# Stuck with matrix equation

I'm trying to solve a matrix equation problem and I can't work out the correct form for the equation for it to be valid.

The matrices given are:

A= $$\begin{bmatrix} 1 & -1 & 3\\ 4 & 1 & 5\\ 0 & 0 & 0\\ \end{bmatrix}$$, B= $$\begin{bmatrix} 1 & -1\\ 3 & 6\\ 1 & 0\\ \end{bmatrix}$$, C= $$\begin{bmatrix} -1 & 0\\ 5 & 6\\ 0 & 1\\ \end{bmatrix}$$

The equation goes as follows: $$AX + B = C - X$$

I arrange it to: $$X= (C - B)*(A+I)^{-1}$$ via the following steps: $$AX + B = C - X$$ $$AX +X = C - B$$ $$X(A+I) = C - B /(A+I)^{-1}$$ $$X = (C - B) (A+I)^{-1}$$

But the problem is that the matrices $$(C-B)$$ and $$(A+I)^{-1}$$ can't be multiplied because they're not chained (the number of rows and collumns don't allow multiplication). I've been looking at this for over half an hour and can't figure out a different approach. Any help would be highly appreciated.

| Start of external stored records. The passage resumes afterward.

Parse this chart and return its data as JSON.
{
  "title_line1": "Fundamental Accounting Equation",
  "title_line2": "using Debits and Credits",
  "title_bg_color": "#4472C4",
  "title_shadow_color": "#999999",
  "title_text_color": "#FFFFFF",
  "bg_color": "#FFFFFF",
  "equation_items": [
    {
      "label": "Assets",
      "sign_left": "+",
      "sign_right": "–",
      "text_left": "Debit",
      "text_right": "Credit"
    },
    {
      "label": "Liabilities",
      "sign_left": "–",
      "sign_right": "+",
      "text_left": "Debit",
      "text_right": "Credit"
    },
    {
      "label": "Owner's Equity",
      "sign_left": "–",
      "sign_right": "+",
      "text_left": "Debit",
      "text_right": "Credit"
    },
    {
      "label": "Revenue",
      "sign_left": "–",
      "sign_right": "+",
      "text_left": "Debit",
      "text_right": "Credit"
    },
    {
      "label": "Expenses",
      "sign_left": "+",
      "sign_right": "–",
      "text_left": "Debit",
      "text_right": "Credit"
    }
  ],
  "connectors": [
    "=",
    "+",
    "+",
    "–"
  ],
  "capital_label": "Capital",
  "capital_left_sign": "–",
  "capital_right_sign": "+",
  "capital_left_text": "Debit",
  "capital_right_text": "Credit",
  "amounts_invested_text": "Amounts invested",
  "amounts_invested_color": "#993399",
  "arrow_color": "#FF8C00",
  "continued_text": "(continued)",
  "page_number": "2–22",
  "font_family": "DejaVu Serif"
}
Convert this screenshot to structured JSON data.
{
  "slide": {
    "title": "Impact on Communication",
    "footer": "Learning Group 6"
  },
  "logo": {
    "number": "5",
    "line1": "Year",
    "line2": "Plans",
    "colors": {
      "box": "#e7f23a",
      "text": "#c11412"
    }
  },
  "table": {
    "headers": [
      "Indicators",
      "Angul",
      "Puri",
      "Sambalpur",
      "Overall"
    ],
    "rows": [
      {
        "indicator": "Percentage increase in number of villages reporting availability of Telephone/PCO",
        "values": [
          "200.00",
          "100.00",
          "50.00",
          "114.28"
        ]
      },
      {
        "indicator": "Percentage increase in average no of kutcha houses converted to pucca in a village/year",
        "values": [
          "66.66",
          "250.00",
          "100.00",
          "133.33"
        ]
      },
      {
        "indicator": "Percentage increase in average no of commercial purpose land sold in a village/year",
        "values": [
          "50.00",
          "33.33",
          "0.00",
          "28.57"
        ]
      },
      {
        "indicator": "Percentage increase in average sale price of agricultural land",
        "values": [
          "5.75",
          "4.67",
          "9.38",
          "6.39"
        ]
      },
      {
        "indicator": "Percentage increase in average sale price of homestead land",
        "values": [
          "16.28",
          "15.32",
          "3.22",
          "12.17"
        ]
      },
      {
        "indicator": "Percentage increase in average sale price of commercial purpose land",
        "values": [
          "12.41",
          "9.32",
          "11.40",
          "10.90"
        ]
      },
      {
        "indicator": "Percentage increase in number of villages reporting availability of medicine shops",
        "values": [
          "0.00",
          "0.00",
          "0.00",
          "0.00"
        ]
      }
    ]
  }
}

• Pre multiply by $(A+I)^{-1}$. Your equation is $(A+I)X=C-B \implies X=(A+I)^{-1}(C-B )$. – Yadati Kiran Nov 21 '18 at 17:21
• I don't understand how you got to $(A+I)X=(C−B)$ – Arcturus Nov 21 '18 at 17:29
• See we have to be careful with matrix multplication. we have $AX+X$ so number of columns of $A$ must be equal to number of rows of $X$. – Yadati Kiran Nov 21 '18 at 17:32
• Can you guide me step to step through how you got from $AX+B=C−X$ to $(A+I)X=(C−B)$? That's the only thing I don't understand. I can find the inverse of $A+I$ just fine. – Arcturus Nov 21 '18 at 17:34
• $AX+B=C−X$. Adding addtitive inverses of $B$ and $-X$ on both sides we get $AX+(B-B)+X=C+(−X+X)-B\implies AX+I\cdot X=C-B\implies (A+I)X=C-B$. Assuming $(A+I)$ is invertible we premultiply both sides by $(A+I)^{-1}$ i.e. $(A+I)^{-1}(A+I)X=(A+I)^{-1}(C-B)\implies X=(A+I)^{-1}(C-B)$ – Yadati Kiran Nov 21 '18 at 17:39

$$X=(A+I)^{-1}(C-B )=\begin{bmatrix}\frac14 &\frac18 &\frac{-11}{8}\\\frac{-1}{2} &\frac14 &\frac14\\0 &0 &1\end{bmatrix}\begin{bmatrix}-2 &1\\2 &0\\-1 &1\end{bmatrix}=\begin{bmatrix}\frac98 &\frac{-9}{8}\\\frac54 &\frac{-1}{4}\\-1 &1\end{bmatrix}$$

We get two independent solutions for $$X$$.